Okay, so even objectively, Batman: The Animated Series wipes the floor with The Batman; like Hell I’m here to argue that. Instead, I think the safer activity to pursue is determining what aspects of the Caped Crusader’s mythos The Batman actually succeeded over Batman: The Animated Series in adapting and improving upon.

It is disturbing how correct he is. There is much to rip on in the first season of The Batman, including but not limited to how many of the characters’ first appearances involve less profitable crime and more the destruction of the city as facet or totality of the evil act.  There is also at least two episodes early on where Gotham City’s fate hinged on unlikely city planning.  In the episode where Killer Croc intends to flood the city that fate literally hinged on a switch that would “flood” or “not flood” the city.  The initial Mr Freeze episode was predicated on the entire metropolitan area having central heating and air systems.

There was also the far more naked use of concepts designed for toys, the Batwave coming to mind immediately.

The article does not mention any of that and it is absolutely correct to do so.  The article exists to extoll virtues of the program, not pound endlessly on what was wrong, which we in the internet and on our couches have certainly done already, far too much yet completely fairly.

So the article touches upon what The Batman did correctly, especially where The New Batman Adventures failed in a comparative place.

That said, I like these paragraphs:

On one hand, it wants to be a gritty and intelligent look at the psychological aspects of Batman’s adventures with daring plots and grim consequences, but then it also wants to be a fun and lighter take on the character where he eats enchiladas, pilots a giant robot and has kung-fu battles with the Penguin. The Batman wanted to be both kinds of shows and while it did strike that necessary balance from time to time, mostly it was a whole lot of nonsense and Greg Weisman phoning it in while waiting for that Spectacular Spider-Man gig to come along.

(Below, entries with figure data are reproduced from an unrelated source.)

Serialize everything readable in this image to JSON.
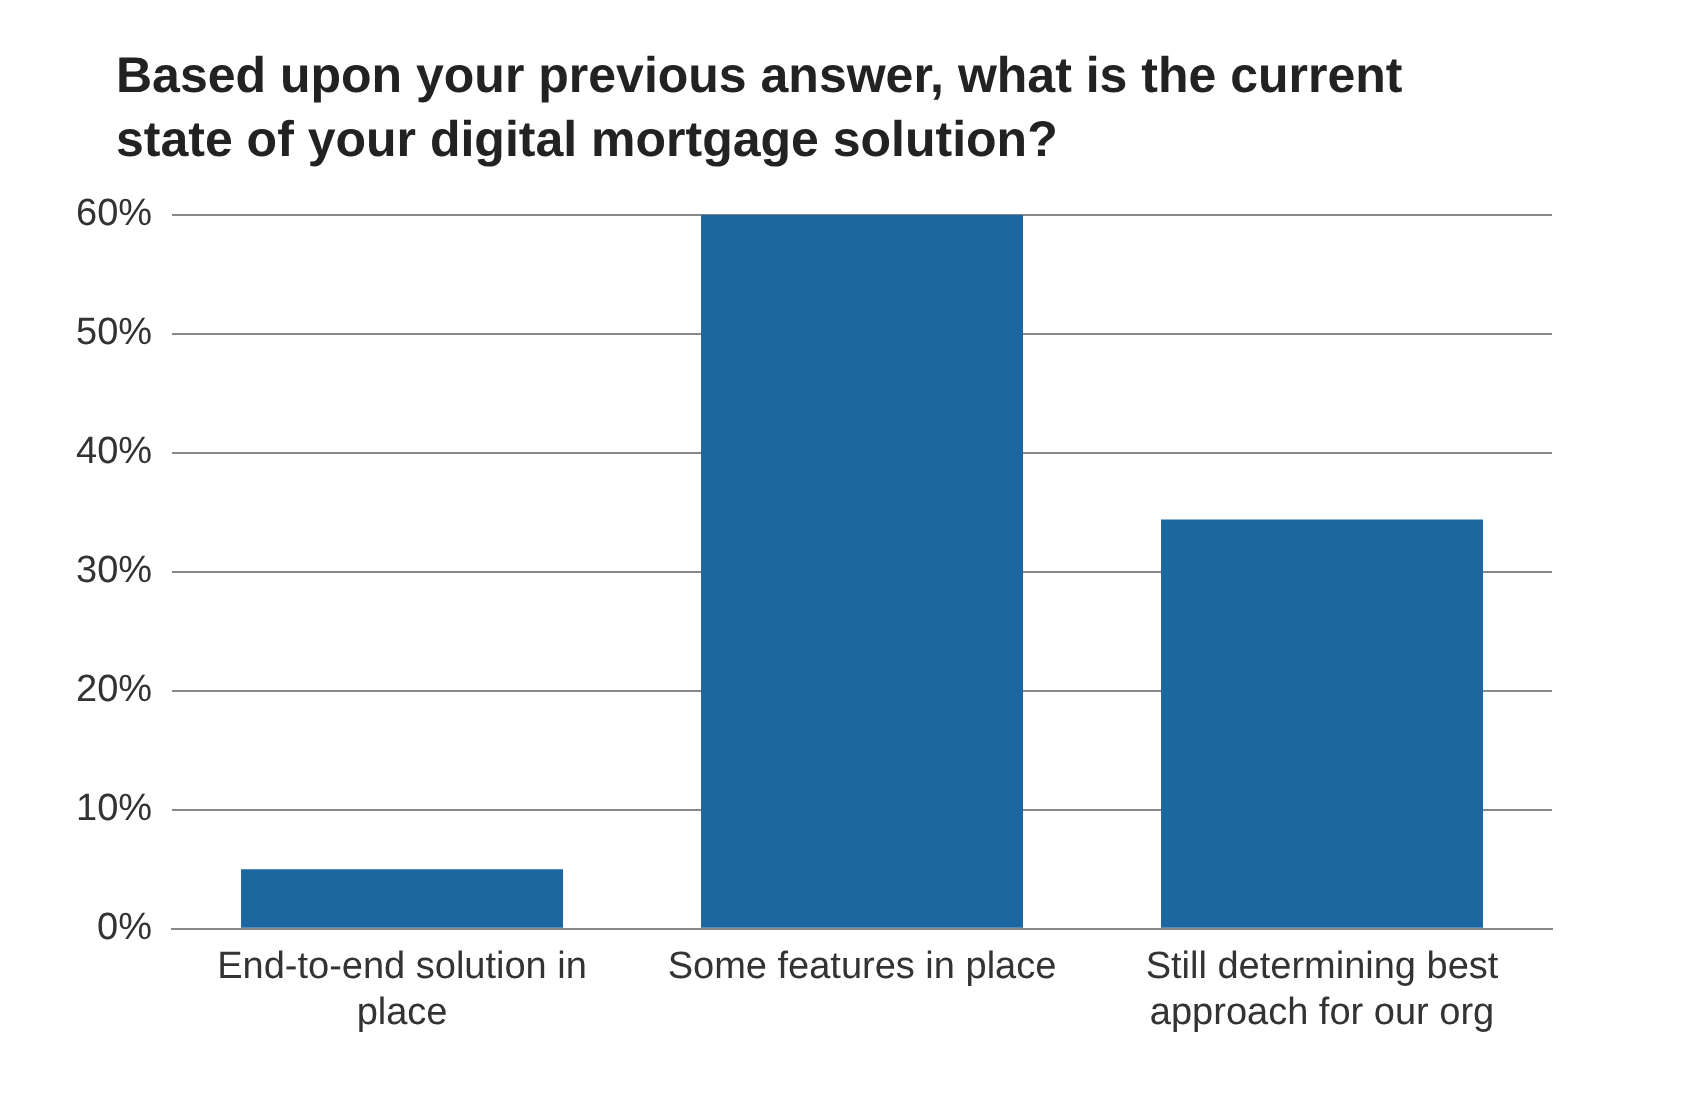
{
  "chart_data": {
    "type": "bar",
    "title": "Based upon your previous answer, what is the current state of your digital mortgage solution?",
    "categories": [
      "End-to-end solution in place",
      "Some features in place",
      "Still determining best approach for our org"
    ],
    "values": [
      5,
      60,
      34.4
    ],
    "color": "#1c67a0",
    "ylim": [
      0,
      60
    ],
    "yticks": [
      {
        "value": 0,
        "label": "0%"
      },
      {
        "value": 10,
        "label": "10%"
      },
      {
        "value": 20,
        "label": "20%"
      },
      {
        "value": 30,
        "label": "30%"
      },
      {
        "value": 40,
        "label": "40%"
      },
      {
        "value": 50,
        "label": "50%"
      },
      {
        "value": 60,
        "label": "60%"
      }
    ],
    "grid": "y"
  }
}
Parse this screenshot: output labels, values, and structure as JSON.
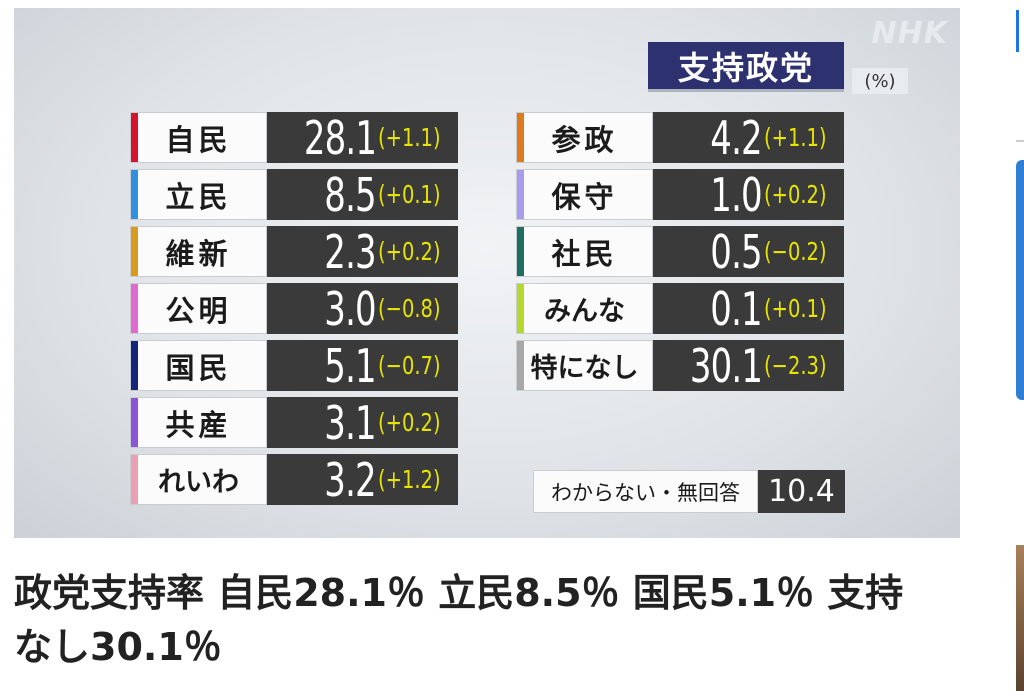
{
  "logo": "NHK",
  "title": "支持政党",
  "unit": "(%)",
  "left_parties": [
    {
      "name": "自民",
      "value": "28.1",
      "change": "(+1.1)",
      "color": "#d4142c"
    },
    {
      "name": "立民",
      "value": "8.5",
      "change": "(+0.1)",
      "color": "#2f8fe0"
    },
    {
      "name": "維新",
      "value": "2.3",
      "change": "(+0.2)",
      "color": "#d99a1e"
    },
    {
      "name": "公明",
      "value": "3.0",
      "change": "(−0.8)",
      "color": "#e06ad0"
    },
    {
      "name": "国民",
      "value": "5.1",
      "change": "(−0.7)",
      "color": "#16247a"
    },
    {
      "name": "共産",
      "value": "3.1",
      "change": "(+0.2)",
      "color": "#8c54d8"
    },
    {
      "name": "れいわ",
      "value": "3.2",
      "change": "(+1.2)",
      "color": "#e9a1b2"
    }
  ],
  "right_parties": [
    {
      "name": "参政",
      "value": "4.2",
      "change": "(+1.1)",
      "color": "#e07a1f"
    },
    {
      "name": "保守",
      "value": "1.0",
      "change": "(+0.2)",
      "color": "#a99cf0"
    },
    {
      "name": "社民",
      "value": "0.5",
      "change": "(−0.2)",
      "color": "#1e6e5e"
    },
    {
      "name": "みんな",
      "value": "0.1",
      "change": "(+0.1)",
      "color": "#b6d72c"
    },
    {
      "name": "特になし",
      "value": "30.1",
      "change": "(−2.3)",
      "color": "#a8a8a8"
    }
  ],
  "unknown": {
    "label": "わからない・無回答",
    "value": "10.4"
  },
  "caption": "政党支持率 自民28.1％ 立民8.5％ 国民5.1％ 支持なし30.1％"
}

Perhaps its greatest hurtle during its initial run, though, was just the fact that it was the successor to the DC Animated Universe and that meant it was going to have a lot of guys in their early twenties who were going to hate it simply for existing. The fact that it ran concurrently with the last season of Justice League Unlimited, resulting in the infamous “Bat-Embargo” surely didn’t help (the Bat-Embargo prevented Batman’s supporting characters and villains from appearing in JLU as The Batman had exclusivity rights to them).

In other words, The Batman performed certain bits better because The Animated Series failed.

is this Gundam timeline helpful or accurate?

October 7th, 2013

Does this accurately represent the Gundam “Correct Century” timeline?


I’m not even certain what “Correct Century” means. I watched a good deal of a few shows within the continuity of the original series and some episodes in the continuities that are more fantastical but the graphic seems cut in bad places and my memory is a little rusty after ten years.